Top Ten Ways To Protect Your Geocache
No one likes to lose a geocache. You spend your time planning and strategizing. As you get ready to place it, you consider how to protect your geocache. What is a geocacher to do in a world of muggles? Here are some suggestions that may help you in a thoughtful placement of your geocache.
1) Avoid stealth required areas.
While the thrill is there to place the cache, once it’s out of your care it is open game. Think twice before you place it in an area that finders will have a hard time concealing their searching. Remember, families often geocache together. Kids may not be as stealthy as Mom and Dad.
2) If in a high traffic are,a consider a micro.
The best caches are ammo cans, right?
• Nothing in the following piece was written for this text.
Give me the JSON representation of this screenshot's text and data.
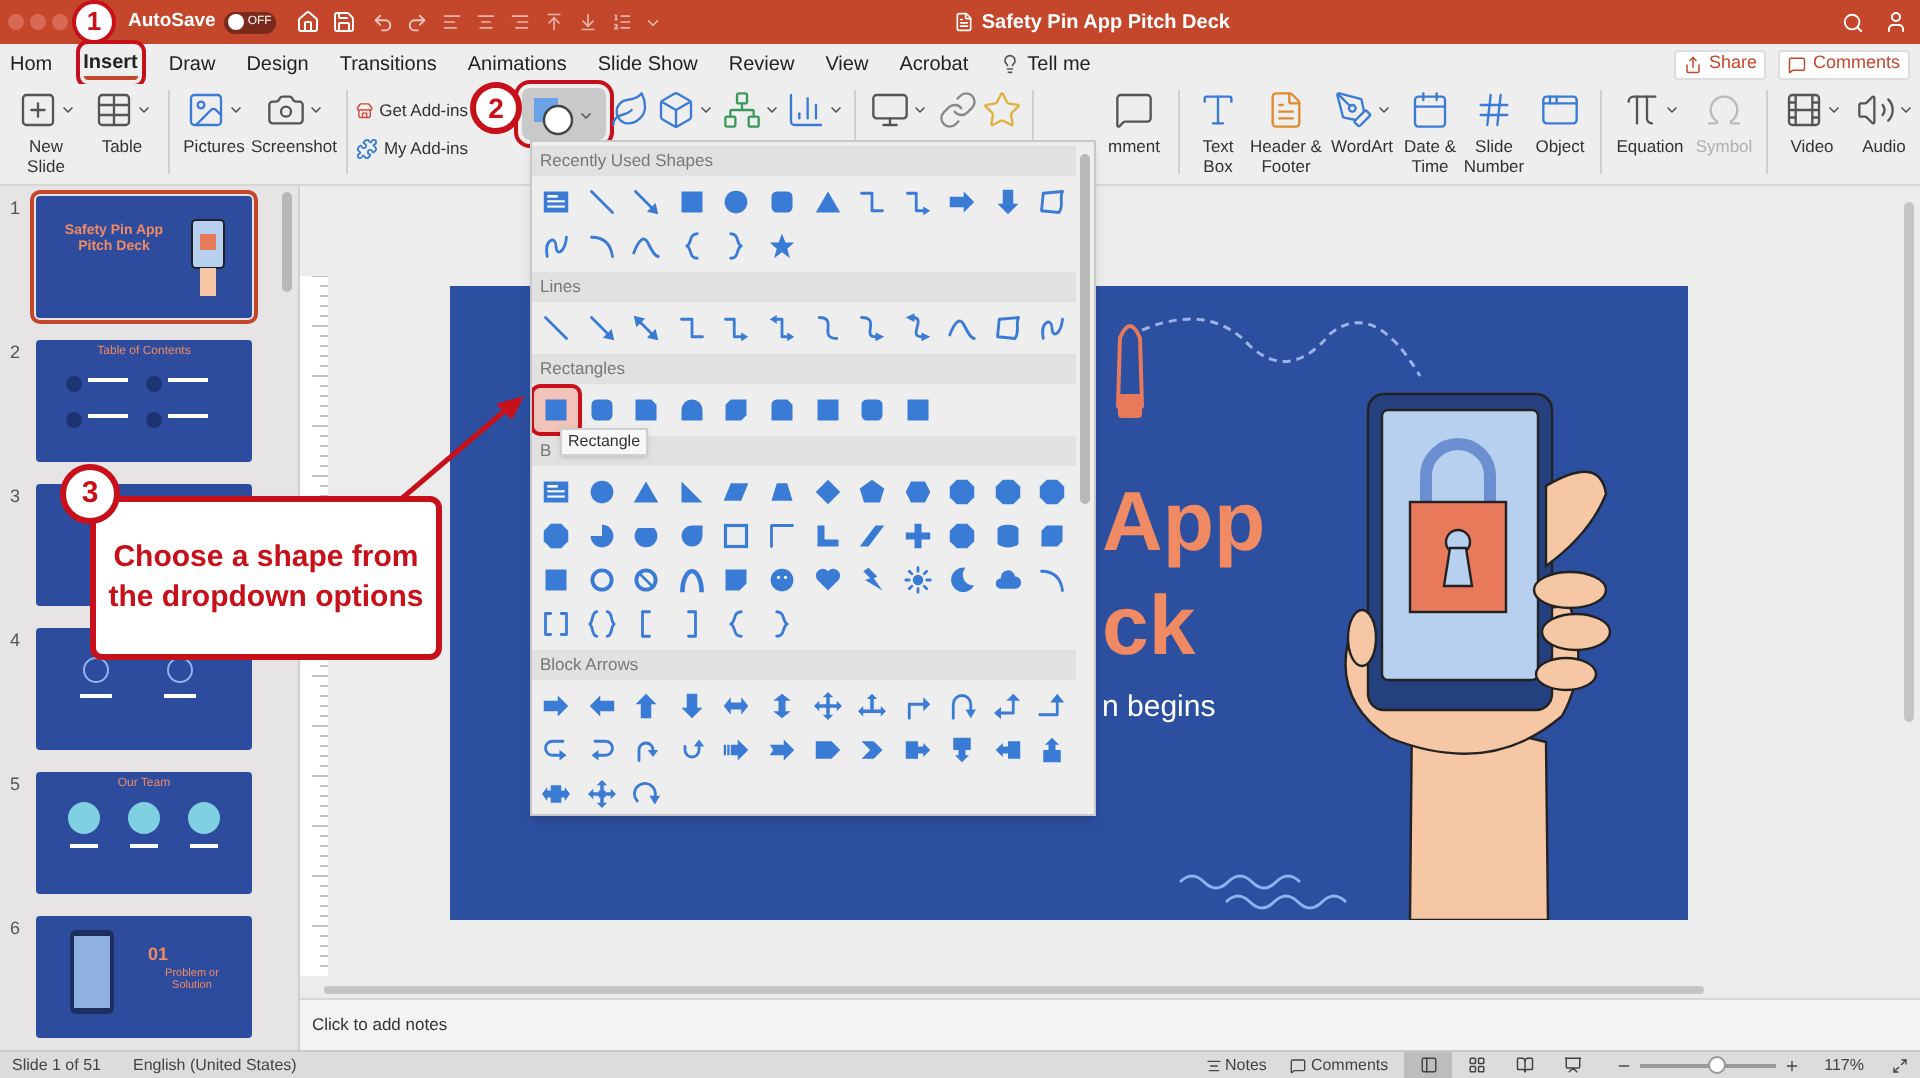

Even a muggle is bound to be intriqued. A boring film canister is just that–boring– and easier to conceal.
3) Chose a location that will not leave an obvious trail.
You look for them–the obvious trail to the cache. Don’t lead a muggle to ground zero too. Hide your cache someplace such as across a creek that will not reveal its probable location.
4) Don’t leave an obvious beacon.
As geocachers, we learn to look for what doesn’t belong. Eliminate the obvious and don’t place it where a muggle is apt to gravitate to and search.
5) Go off the beaten path.
Don’t place your cache where the local teenagers come to drink and smoke. Look for the unused, untrampled areas.
6) Sorry, geocachers, but consider the unfortunate hides.
Consider places a “normal person” wouldn’t seek out– in the poison ivy, in the prickly ash, etc. A geocacher will consider it a challenge. A muggle will give it a pass.
7) Camouflage your container well.
At least make it something that blends in well with its surroundings and not drawing attention to itself.
Consider a low traffic area.
Make it easier for the finder. Don’t place your cache where the finder is easily exposed seeking it and thus revealing the cache’s location for muggles.
9) Location, location, location.
View your possible sites from a number of perspectives to be sure it is truly out of sight of casual visitors. If geocachers are easily observed trampling down a ravine no one in their right mind would attempt, you’re going to attract some attention. Instead, place it where cachers could go on the hunt unobserved.
10) Check your cache often.
As an owner of a cache, it is your responsibility to protect your cache. Check it often. Make sure it has been placed back properly and securely. As owner and recipient of others’ travel bugs and geocoins, you owe it to the sport.